My top 20 picks for Abu Dhabi Film Festival 2012
The Abu Dhabi Film Festival is back this month (can't believe it's been a year already since I went to the last one). This year, the festival has a new director, Ali Al Jabri, replacing Peter Scarlet who was the festival director since 2009.
The screenings this year have moved back to the Emirates Palace Hotel, after last year's stint at the Fairmont Bab Al Bahr which I think people found difficult to go back and forth for screenings. Majority of the screenings though will continue to take place at VOX Cinemas in the Marina Mall, which is close to the Emirates Palace Hotel. Sadly, no screenings happening at my favourite Abu Dhabi Theatre.
I went through all the schedule and I must say the film I'm most excited to see is an oldie, the wonderful Singing in the Rain. I've always wanted to see it on the big screen and this is my chance. The other films I'm very excited about are: Ai Wei Wei Never Sorry, A Hijacking, In Search of Sand and Oil, No, Room 237 and Stories We Tell.
Here's my list of top 20 picks in alphabetical order and see you at the festival, front row and centre.
Ai Wei Wei Never Sorry
Winner of a Special Jury Prize at the Sundance Film Festival, this is a lively, riveting portrait of China’s most famous international artist – and one of the government’s most outspoken critics.
Schedule and ticket information.
Approved for Adoption (Couleur de peau: Miel)
Graphic novelist Jung is one of 200,000 adopted Koreans spread across the world. This mix of animated documentary and live footage, hailed as a Korean Persepolis, follows his journey to his birthplace to discover his roots.

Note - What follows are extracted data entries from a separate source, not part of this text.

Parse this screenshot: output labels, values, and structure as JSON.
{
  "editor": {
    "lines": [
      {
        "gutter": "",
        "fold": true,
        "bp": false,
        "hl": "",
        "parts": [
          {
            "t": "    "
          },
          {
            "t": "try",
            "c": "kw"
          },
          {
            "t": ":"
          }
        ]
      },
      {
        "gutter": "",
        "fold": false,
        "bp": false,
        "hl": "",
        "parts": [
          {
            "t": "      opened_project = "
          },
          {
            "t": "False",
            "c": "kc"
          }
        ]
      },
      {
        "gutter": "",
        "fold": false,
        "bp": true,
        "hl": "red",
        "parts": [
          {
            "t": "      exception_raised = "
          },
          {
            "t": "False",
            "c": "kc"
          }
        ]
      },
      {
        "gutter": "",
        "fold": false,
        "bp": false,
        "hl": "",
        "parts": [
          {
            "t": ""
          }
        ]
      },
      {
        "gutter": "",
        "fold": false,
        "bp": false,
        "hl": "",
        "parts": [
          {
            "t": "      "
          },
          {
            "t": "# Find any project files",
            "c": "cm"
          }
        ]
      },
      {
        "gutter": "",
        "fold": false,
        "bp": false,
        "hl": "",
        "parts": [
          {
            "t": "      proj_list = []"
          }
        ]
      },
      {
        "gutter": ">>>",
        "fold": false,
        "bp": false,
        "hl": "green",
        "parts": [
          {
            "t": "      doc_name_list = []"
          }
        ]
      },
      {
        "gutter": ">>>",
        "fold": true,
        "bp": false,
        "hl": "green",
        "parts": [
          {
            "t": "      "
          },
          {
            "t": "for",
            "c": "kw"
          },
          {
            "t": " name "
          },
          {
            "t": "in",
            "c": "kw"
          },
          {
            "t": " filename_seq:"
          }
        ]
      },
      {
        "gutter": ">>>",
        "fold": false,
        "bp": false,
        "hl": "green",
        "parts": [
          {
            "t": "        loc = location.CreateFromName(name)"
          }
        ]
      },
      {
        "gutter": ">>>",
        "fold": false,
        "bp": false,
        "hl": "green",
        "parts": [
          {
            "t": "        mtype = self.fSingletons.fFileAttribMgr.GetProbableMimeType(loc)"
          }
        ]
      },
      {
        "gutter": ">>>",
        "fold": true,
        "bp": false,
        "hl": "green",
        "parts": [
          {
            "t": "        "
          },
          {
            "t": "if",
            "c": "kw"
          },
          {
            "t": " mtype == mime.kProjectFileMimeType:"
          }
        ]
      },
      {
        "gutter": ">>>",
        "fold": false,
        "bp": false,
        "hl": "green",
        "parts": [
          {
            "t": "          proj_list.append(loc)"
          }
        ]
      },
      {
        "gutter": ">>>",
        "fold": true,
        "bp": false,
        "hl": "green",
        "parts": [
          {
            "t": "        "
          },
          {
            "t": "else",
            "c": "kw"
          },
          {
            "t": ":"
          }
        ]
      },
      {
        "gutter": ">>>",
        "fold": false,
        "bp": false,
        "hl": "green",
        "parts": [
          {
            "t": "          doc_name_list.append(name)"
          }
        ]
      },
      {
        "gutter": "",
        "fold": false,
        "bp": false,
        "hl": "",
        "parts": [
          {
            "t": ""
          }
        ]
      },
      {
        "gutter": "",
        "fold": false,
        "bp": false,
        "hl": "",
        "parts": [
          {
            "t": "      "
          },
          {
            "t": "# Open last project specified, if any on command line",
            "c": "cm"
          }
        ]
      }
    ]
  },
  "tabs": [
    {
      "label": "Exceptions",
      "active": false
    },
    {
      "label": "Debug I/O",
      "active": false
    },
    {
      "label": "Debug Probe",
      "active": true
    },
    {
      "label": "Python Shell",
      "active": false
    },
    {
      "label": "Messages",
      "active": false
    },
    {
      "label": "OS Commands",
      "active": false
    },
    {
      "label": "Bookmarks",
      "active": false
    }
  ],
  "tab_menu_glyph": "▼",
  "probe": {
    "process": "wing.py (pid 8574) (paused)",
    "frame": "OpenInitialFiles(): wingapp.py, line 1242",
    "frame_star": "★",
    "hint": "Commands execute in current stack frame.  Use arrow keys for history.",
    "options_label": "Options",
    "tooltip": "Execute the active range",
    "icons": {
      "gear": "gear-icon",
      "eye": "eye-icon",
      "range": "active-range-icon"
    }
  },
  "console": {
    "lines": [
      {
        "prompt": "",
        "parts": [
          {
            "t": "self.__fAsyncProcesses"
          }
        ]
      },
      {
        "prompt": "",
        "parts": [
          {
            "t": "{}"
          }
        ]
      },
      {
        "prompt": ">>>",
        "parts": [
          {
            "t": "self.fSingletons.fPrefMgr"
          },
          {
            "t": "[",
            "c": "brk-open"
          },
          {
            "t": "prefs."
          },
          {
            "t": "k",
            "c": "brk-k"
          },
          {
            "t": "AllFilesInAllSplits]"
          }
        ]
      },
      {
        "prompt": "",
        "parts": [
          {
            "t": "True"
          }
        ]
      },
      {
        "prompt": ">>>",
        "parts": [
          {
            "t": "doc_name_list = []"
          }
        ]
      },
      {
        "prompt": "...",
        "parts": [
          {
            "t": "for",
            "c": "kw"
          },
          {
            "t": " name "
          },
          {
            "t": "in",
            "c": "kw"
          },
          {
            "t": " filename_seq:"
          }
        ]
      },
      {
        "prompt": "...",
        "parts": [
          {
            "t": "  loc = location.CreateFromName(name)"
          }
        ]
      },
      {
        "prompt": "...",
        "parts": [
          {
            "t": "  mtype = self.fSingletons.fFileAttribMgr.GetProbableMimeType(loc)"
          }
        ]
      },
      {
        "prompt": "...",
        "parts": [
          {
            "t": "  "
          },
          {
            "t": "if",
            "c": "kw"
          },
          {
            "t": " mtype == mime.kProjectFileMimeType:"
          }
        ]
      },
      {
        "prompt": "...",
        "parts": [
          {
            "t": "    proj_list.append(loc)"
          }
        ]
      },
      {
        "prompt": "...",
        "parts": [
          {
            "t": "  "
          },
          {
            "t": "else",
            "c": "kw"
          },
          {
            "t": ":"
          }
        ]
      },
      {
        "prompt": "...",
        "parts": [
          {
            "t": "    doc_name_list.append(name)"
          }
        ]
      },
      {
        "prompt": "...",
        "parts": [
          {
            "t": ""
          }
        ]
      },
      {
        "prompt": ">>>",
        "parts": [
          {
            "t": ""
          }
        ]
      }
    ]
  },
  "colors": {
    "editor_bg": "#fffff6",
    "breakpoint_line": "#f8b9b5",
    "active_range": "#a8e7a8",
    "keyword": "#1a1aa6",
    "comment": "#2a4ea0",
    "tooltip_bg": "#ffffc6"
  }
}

Schedule and ticket information.
Somewhere in Between (Araf)
Zehra and Olgun, two young souls caught between the past and an uncertain future, are waiting for a chance to escape from their dull lives in this highly anticipated film by Turkish auteur Yeşim Ustaoğlu (Pandora's Box).
Schedule and ticket information.
Beasts of the Southern Wild
In a forgotten but defiant bayou community cut off from the rest of the world by a sprawling levee, a six-year-old girl exists on the brink of orphanhood. Buoyed by her childish optimism and extraordinary imagination, she believes that the natural world is in balance with the universe until a fierce storm changes her reality. Desperate to repair the structure of her world in order to save her ailing father and sinking home, this tiny hero must learn to survive unstoppable catastrophes of epic proportions.
Schedule and ticket information.
Eat Sleep Die (Äta sova dö)
Who packed your fresh plastic-sealed salad for lunch? Who are the people losing their factory jobs in dead end small towns? When the forceful young Swedish/Balkan "take-no-shit" factory worker Raša loses her job, she faces the system of unemployment. With no high school diploma, no work -- but her boots deeply stuck in the mud of the small town she grew up in -- she finds herself for the first time on collision course with society and it's contradictable values and expectations.
Schedule and ticket information.
Haute Cuisine (Les Saveurs du palais)
A culinary comedy from Christian Vincent, based on the story of former French president Francois Mitterand’s personal chef, who wins him over with her cooking even as she discovers the corridors of power are littered with traps.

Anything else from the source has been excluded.